DEEP-SEA ASTEROIDS: HIGH GENETIC VARIABILITY IN A STABLE ENVIRONMENT.

Abstract

The distribution of geinetic variability in deep-sea organisms is virtually unknown, although estimates of genetic variability in the deep-sea fauna are directly relevant to some hypotheses concerning adaptive strategies in stable and unstable environments. One hypothesis, advanced to account for the great species diversity observed in the deep-sea, argues that deep-sea populations are highly specialized and possess little genetic variability (Grassle, 1972).

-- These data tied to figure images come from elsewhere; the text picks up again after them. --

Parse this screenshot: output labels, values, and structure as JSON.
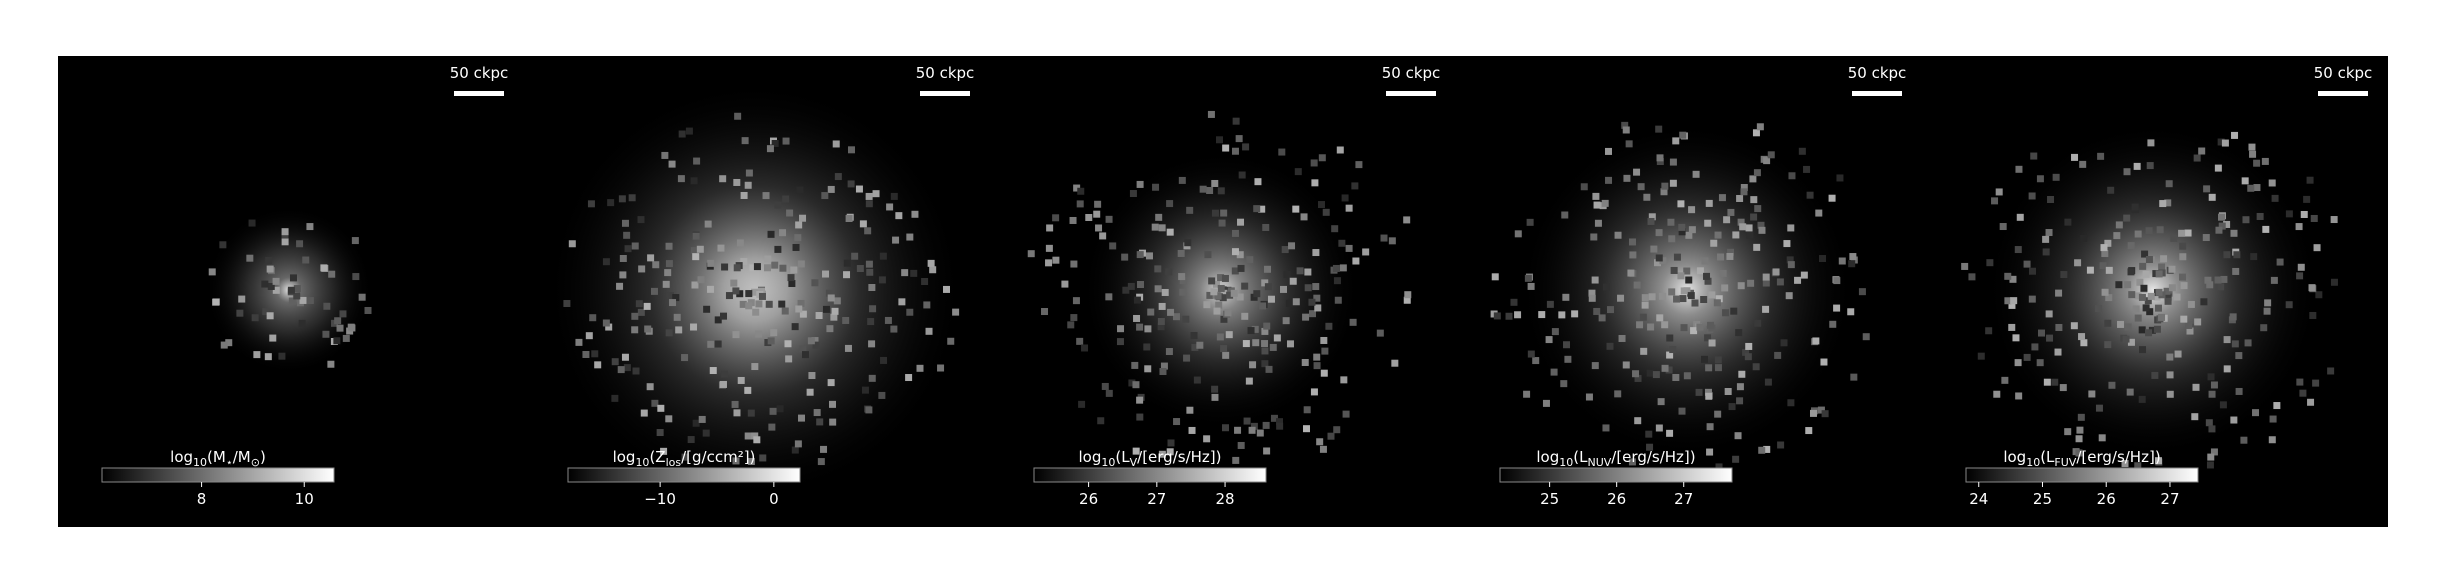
{
  "panels": [
    {
      "scale_bar_label": "50 ckpc",
      "colorbar": {
        "label": [
          {
            "text": "log"
          },
          {
            "text": "10",
            "sub": true
          },
          {
            "text": "(M"
          },
          {
            "text": "⋆",
            "sub": true
          },
          {
            "text": "/M"
          },
          {
            "text": "⊙",
            "sub": true
          },
          {
            "text": ")"
          }
        ],
        "lim": [
          6.06,
          10.58
        ],
        "ticks": [
          8,
          10
        ]
      }
    },
    {
      "scale_bar_label": "50 ckpc",
      "colorbar": {
        "label": [
          {
            "text": "log"
          },
          {
            "text": "10",
            "sub": true
          },
          {
            "text": "(Z"
          },
          {
            "text": "los",
            "sub": true
          },
          {
            "text": "/[g/ccm²])"
          }
        ],
        "lim": [
          -18.1,
          2.3
        ],
        "ticks": [
          {
            "value": -10,
            "label": "−10"
          },
          0
        ]
      }
    },
    {
      "scale_bar_label": "50 ckpc",
      "colorbar": {
        "label": [
          {
            "text": "log"
          },
          {
            "text": "10",
            "sub": true
          },
          {
            "text": "(L"
          },
          {
            "text": "V",
            "sub": true
          },
          {
            "text": "/[erg/s/Hz])"
          }
        ],
        "lim": [
          25.2,
          28.6
        ],
        "ticks": [
          26,
          27,
          28
        ]
      }
    },
    {
      "scale_bar_label": "50 ckpc",
      "colorbar": {
        "label": [
          {
            "text": "log"
          },
          {
            "text": "10",
            "sub": true
          },
          {
            "text": "(L"
          },
          {
            "text": "NUV",
            "sub": true
          },
          {
            "text": "/[erg/s/Hz])"
          }
        ],
        "lim": [
          24.26,
          27.72
        ],
        "ticks": [
          25,
          26,
          27
        ]
      }
    },
    {
      "scale_bar_label": "50 ckpc",
      "colorbar": {
        "label": [
          {
            "text": "log"
          },
          {
            "text": "10",
            "sub": true
          },
          {
            "text": "(L"
          },
          {
            "text": "FUV",
            "sub": true
          },
          {
            "text": "/[erg/s/Hz])"
          }
        ],
        "lim": [
          23.8,
          27.44
        ],
        "ticks": [
          24,
          25,
          26,
          27
        ]
      }
    }
  ]
}
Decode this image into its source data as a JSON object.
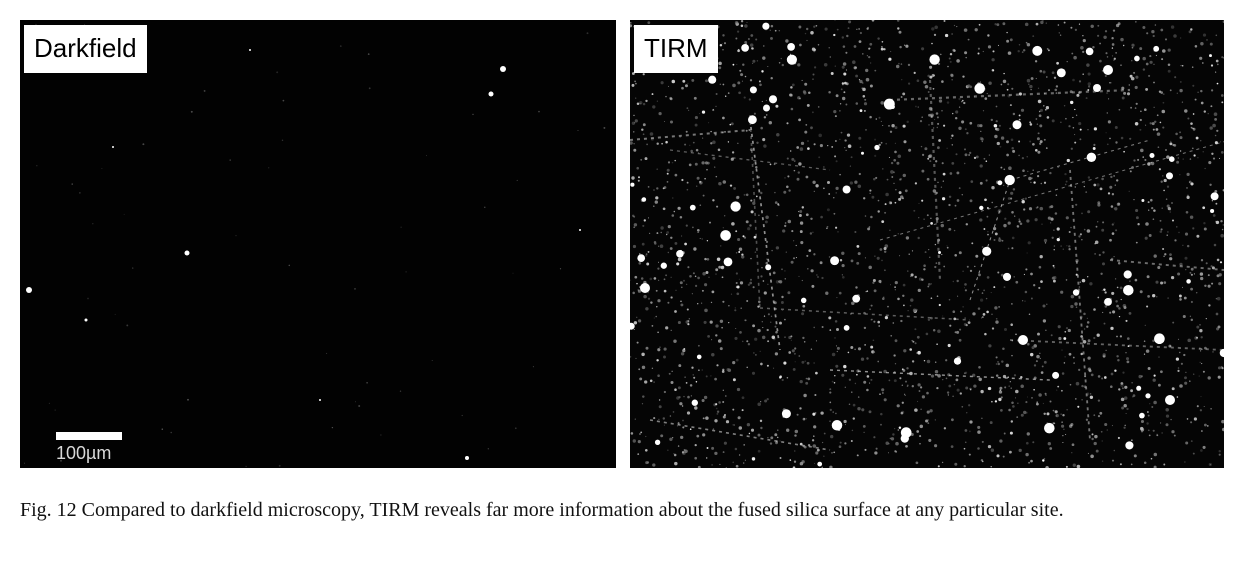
{
  "figure": {
    "panels": [
      {
        "label": "Darkfield",
        "scale_bar_label": "100µm"
      },
      {
        "label": "TIRM"
      }
    ],
    "caption": "Fig. 12 Compared to darkfield microscopy, TIRM reveals far more information about the fused silica surface at any particular site."
  }
}
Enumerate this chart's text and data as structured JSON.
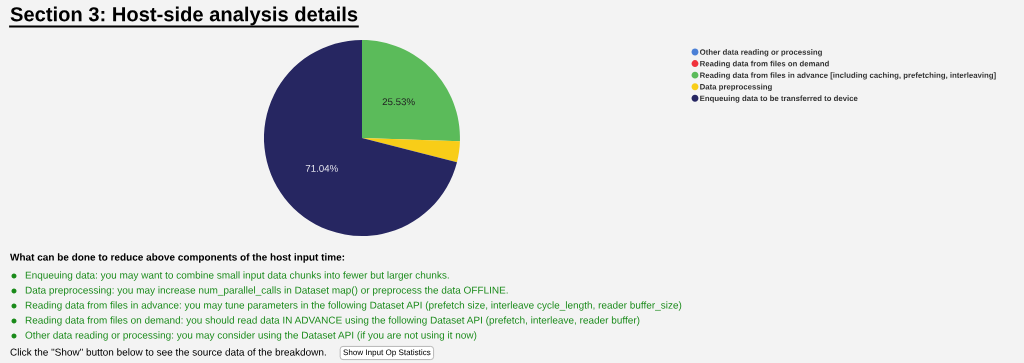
{
  "chart_data": {
    "type": "pie",
    "title": "Section 3: Host-side analysis details",
    "categories": [
      "Other data reading or processing",
      "Reading data from files on demand",
      "Reading data from files in advance [including caching, prefetching, interleaving]",
      "Data preprocessing",
      "Enqueuing data to be transferred to device"
    ],
    "values": [
      0,
      0,
      25.53,
      3.43,
      71.04
    ],
    "colors": [
      "#4a7fd6",
      "#f0323c",
      "#5bbb5a",
      "#f8cd18",
      "#262661"
    ],
    "value_labels": [
      null,
      null,
      "25.53%",
      null,
      "71.04%"
    ],
    "legend": "right",
    "annotations": [
      "What can be done to reduce above components of the host input time:",
      "Enqueuing data: you may want to combine small input data chunks into fewer but larger chunks.",
      "Data preprocessing: you may increase num_parallel_calls in Dataset map() or preprocess the data OFFLINE.",
      "Reading data from files in advance: you may tune parameters in the following Dataset API (prefetch size, interleave cycle_length, reader buffer_size)",
      "Reading data from files on demand: you should read data IN ADVANCE using the following Dataset API (prefetch, interleave, reader buffer)",
      "Other data reading or processing: you may consider using the Dataset API (if you are not using it now)",
      "Click the \"Show\" button below to see the source data of the breakdown.",
      "Show Input Op Statistics"
    ]
  }
}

Another hypothesis, also predicting that deep-sea populations should have little genetic variability, has been advanced by Bretsky and Lorenz (1969, 1970) to account for the waves of extinctions registered in the paleontological record. This hypothesis proposes that organisms living in stable environments should be genetically depauperate. Since the deep-sea provides one of the most stable environments in the world, both hypotheses can be tested by examining the amount of genetic variation in deep-sea organisms. In the course of a broad survey of genetic variability in diverse marine environments we have studied the genetic variability of four species of deep-sea asteroids from the San Diego Trough at a depth of 1,244 meters. Allelic variation at 24 individual loci coding for enzymes and other soluble proteins has been studied using the techniques of starch gel electrophoresis.